Overall, I enjoyed this lab as a first foray into working with a SIEM and especially within Azure. I would like to expand on this in the future and I have some ideas I'm going to list below. Additionally, there were some issues I ran into along the way which I'll briefly go over now:

  • I initially used the standard_B1s VM size since it is free tier eligible. But, after struggling to get it to function at all for literally hours I gave in and created a new VM with the standard_B2s size. Since my account had $200 credit I knew I'd be fine for the short time span of this lab.

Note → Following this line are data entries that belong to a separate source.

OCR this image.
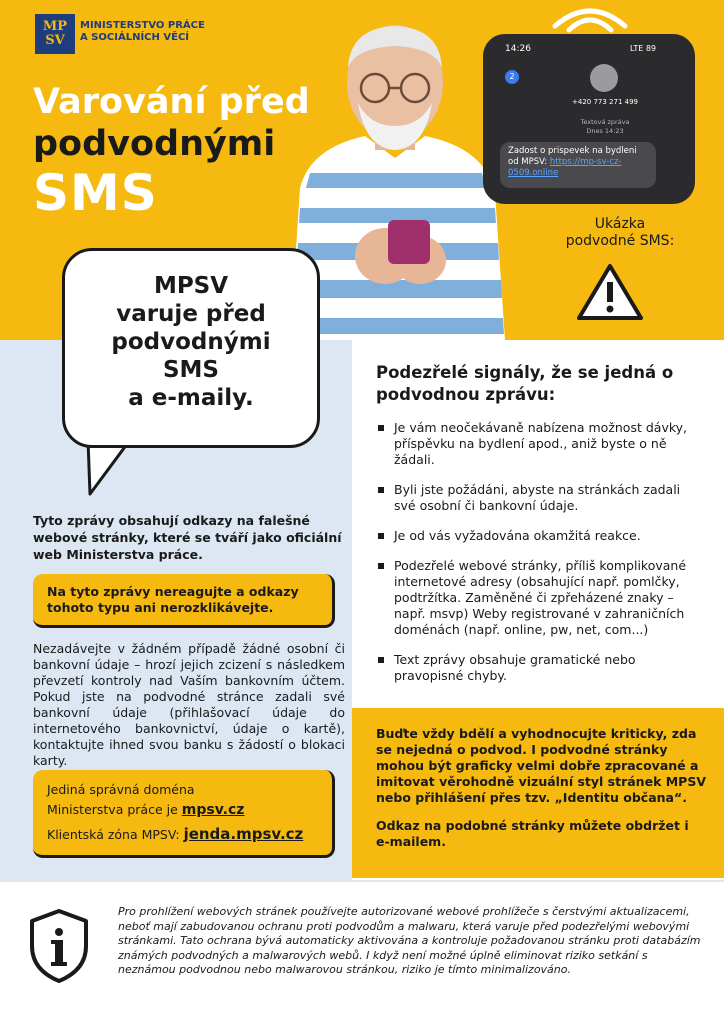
MP
SV
MINISTERSTVO PRÁCE
A SOCIÁLNÍCH VĚCÍ
Varování před
podvodnými
SMS
14:26	LTE 89
2
+420 773 271 499
Textová zpráva
Dnes 14:23
Zadost o prispevek na bydleni od MPSV: https://mp-sv-cz-0509.online
Ukázka podvodné SMS:
MPSV
varuje před
podvodnými
SMS
a e-maily.
Tyto zprávy obsahují odkazy na falešné webové stránky, které se tváří jako oficiální web Ministerstva práce.
Na tyto zprávy nereagujte a odkazy tohoto typu ani nerozklikávejte.
Nezadávejte v žádném případě žádné osobní či bankovní údaje – hrozí jejich zcizení s následkem převzetí kontroly nad Vaším bankovním účtem. Pokud jste na podvodné stránce zadali své bankovní údaje (přihlašovací údaje do internetového bankovnictví, údaje o kartě), kontaktujte ihned svou banku s žádostí o blokaci karty.
Jediná správná doména
Ministerstva práce je mpsv.cz
Klientská zóna MPSV: jenda.mpsv.cz
Podezřelé signály, že se jedná o podvodnou zprávu:
Je vám neočekávaně nabízena možnost dávky, příspěvku na bydlení apod., aniž byste o ně žádali.
Byli jste požádáni, abyste na stránkách zadali své osobní či bankovní údaje.
Je od vás vyžadována okamžitá reakce.
Podezřelé webové stránky, příliš komplikované internetové adresy (obsahující např. pomlčky, podtržítka. Zaměněné či zpřeházené znaky – např. msvp) Weby registrované v zahraničních doménách (např. online, pw, net, com...)
Text zprávy obsahuje gramatické nebo pravopisné chyby.

Buďte vždy bdělí a vyhodnocujte kriticky, zda se nejedná o podvod. I podvodné stránky mohou být graficky velmi dobře zpracované a imitovat věrohodně vizuální styl stránek MPSV nebo přihlášení přes tzv. „Identitu občana“.

Odkaz na podobné stránky můžete obdržet i e-mailem.

Pro prohlížení webových stránek používejte autorizované webové prohlížeče s čerstvými aktualizacemi, neboť mají zabudovanou ochranu proti podvodům a malwaru, která varuje před podezřelými webovými stránkami. Tato ochrana bývá automaticky aktivována a kontroluje požadovanou stránku proti databázím známých podvodných a malwarových webů. I když není možné úplně eliminovat riziko setkání s neznámou podvodnou nebo malwarovou stránkou, riziko je tímto minimalizováno.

  • The instructions for the lab are a bit old and some features required were no longer available. One such feature was the ability to extract fields within the logs in LAW. To get around this, I had to build in the field extractions into the sentinel workbook query.

    • While I was at it, I modified the KQL workbook query to display combined state & country info on the map without using latitude/longitude since they are not as user friendly to read.
  • Another issue was that it seems the IP Geolocation API seems to have implemented a max 1,000 requests per day limit on free accounts. To get around this, I created several free accounts and just cycled the API keys in my code manually.

    • I noticed that when I hit the 1k requests limit the PS code would keep running. I assumed this would mean the API response would be empty and thus those lines in the log would be missing that data, but instead it started applying the last successful response's information for country, state, etc. to any future requests resulting in incorrectly labelled data. To resolve this I built-in some error handling for the code so that if the API request returned a 429 status code it would end the script. At that point I'd switch in the next API key.

    • I also had to go back in the log and I isolate the incorrect data by looking at what time I received the email about my request limit being reached and when I turned off the script. I then deleted the incorrect data and rebuilt my LAW so it will pull in the fixed log file fresh.


Additions

  • Add SSH & Telnet logs and map those out as well.

    • I briefly tried this out by installing OpenSSH server on the machine and kept an eye on it over the course of about a day. I received some attempts to connect, but not nearly as many as RDP. Perhaps if I kept it online longer it would've picked up, but it also would make sense to me that there are more bad actors out there looking for easy RDP vulnerable PCs than SSH.
  • Spin up a VM in another geographical location and compare where the attacks for that VM come from versus my initial VM in West US 3.

    • I actually tried this one and had an interesting find. I created a new VM in East US, disabled the firewall and waited around 24 hours. During this time I received literally zero connection attempts via RDP (other than my own). I'm not sure if this was a fluke, if I misconfigured something when spinning up the new VM, or attackers just hate machines in East US! I'd like to give this a shot again in the future to confirm if this was a fluke or not.